Over at Lawfare, I’ve posted a new review of three academic books on combatants, civilians, and POWs, if you’re interested in fairly technical academic writing on laws of war issues. My conclusion about the principle of humanitarianism that two of the three books take as essentially overriding is below the fold:
But [Civilian or Combatant‘s] conclusion is nothing if not categorical:
“In humanitarian law there are no good sides or bad sides, no political agenda, and no higher good; the sole purpose is to protect civilians and even combatants from the foolishness of war.”
It is true that within international humanitarian law, there are no good sides or bad sides. But that is not because there are never, in principle, good or bad sides. The IHL enterprise partakes deliberately of a suspension of public judgment as to sides, causes, and reasons for fighting, for the highly specific and frankly morally limited purpose of humanitarian relief in the immediate moment. But that’s where the truth of this statement ends. For one thing, the declaration of “no political agenda” is belied by the closing phrase–“the foolishness of war”–which is a political judgment that war is “foolishness.” That is morally only sometimes true–and sometimes it is not true at all. More broadly, it is a fantastic conceit and egoism of the humanitarian community that its value of humanitarianism is somehow “higher” than any other, including the value that one side might have against the other in a conflict; just cause still matters. Oftentimes wars have no sense, no justice on any side; but oftentimes they do. Impartiality is not a higher value than partiality in a just cause; this is a moral foundation lost to van Engeland’s assumption of the superior virtue of impartial humanitarianism.

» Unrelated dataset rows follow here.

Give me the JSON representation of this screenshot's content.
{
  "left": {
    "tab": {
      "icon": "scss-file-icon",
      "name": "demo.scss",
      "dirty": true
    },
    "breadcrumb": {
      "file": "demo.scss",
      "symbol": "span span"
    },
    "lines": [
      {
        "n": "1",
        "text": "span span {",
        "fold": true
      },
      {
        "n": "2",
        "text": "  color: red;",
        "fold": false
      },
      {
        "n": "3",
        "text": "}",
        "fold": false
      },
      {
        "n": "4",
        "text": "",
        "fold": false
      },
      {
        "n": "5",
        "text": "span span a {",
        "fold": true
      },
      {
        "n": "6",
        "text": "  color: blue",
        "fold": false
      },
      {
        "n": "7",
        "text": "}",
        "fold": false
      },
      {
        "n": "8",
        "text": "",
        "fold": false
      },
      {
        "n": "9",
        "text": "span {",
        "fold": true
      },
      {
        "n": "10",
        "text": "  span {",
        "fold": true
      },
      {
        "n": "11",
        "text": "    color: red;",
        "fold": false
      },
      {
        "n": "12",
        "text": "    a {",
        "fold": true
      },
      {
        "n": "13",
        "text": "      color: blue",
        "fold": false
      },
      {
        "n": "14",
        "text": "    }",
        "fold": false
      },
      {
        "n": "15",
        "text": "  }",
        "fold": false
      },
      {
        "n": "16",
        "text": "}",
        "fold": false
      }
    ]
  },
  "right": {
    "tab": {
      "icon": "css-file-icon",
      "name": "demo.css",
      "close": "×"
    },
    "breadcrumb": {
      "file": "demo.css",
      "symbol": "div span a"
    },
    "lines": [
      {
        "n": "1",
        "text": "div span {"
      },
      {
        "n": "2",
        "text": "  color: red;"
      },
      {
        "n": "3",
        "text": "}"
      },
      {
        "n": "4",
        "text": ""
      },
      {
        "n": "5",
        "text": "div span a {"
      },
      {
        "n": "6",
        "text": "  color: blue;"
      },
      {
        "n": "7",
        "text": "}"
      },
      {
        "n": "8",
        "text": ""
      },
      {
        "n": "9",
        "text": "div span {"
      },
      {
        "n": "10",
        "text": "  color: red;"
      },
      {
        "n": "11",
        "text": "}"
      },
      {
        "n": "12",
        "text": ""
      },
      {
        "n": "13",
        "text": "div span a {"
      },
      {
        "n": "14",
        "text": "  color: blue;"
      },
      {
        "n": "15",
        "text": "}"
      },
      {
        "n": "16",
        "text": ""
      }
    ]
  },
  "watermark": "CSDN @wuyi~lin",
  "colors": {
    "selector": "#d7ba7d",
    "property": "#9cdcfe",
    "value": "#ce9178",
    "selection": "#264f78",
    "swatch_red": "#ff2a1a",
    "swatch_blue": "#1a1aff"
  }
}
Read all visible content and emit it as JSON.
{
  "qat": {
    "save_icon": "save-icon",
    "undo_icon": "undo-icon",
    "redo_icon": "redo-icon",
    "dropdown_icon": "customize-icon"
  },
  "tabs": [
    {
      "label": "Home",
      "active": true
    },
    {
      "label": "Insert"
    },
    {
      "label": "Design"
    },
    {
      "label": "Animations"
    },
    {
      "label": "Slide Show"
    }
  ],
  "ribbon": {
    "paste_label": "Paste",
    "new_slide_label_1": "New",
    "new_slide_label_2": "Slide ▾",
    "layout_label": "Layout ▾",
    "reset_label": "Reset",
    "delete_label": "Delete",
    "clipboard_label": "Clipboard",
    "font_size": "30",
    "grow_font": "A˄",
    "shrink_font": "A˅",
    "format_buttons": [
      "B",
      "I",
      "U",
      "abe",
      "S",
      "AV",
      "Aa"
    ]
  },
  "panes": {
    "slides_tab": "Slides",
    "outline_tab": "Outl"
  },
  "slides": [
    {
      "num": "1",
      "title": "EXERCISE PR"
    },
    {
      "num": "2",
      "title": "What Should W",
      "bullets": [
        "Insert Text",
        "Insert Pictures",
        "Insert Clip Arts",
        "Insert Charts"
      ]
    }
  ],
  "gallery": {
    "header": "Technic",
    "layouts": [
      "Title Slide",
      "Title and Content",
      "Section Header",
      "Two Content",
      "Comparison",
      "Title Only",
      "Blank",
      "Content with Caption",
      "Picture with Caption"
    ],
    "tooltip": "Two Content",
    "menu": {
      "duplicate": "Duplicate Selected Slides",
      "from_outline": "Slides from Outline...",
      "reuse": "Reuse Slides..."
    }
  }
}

[Anicee] van Engeland is unfortunately not alone in this. The humanitarian community has operated for decades now mostly from the assumption that its angelic stance of studied neutrality is the highest and most admirable moral position to assume with respect to armed conflict. It is not. We are not better off in a world in which everyone wants to be the ICRC and no one wants to be Churchill. Indeed, all things being equal, deliberate refusal to make judgments about the rights and wrongs, or wrongs and wrongs, of armed conflict is flight from moral responsibility, not recourse to a higher value.
The utilitarian imperative of delivery of aid indeed requires and justifies a suspension of public judgment as to rights and wrongs in war–even as to things about which we might think it ordinarily both a right and even a duty to make private, and public, judgment. Humanitarianism’s refusal to judge is morally justified by humanitarian imperatives. Nonetheless, as a form of judgment, it must finally be reckoned an impoverished ethic.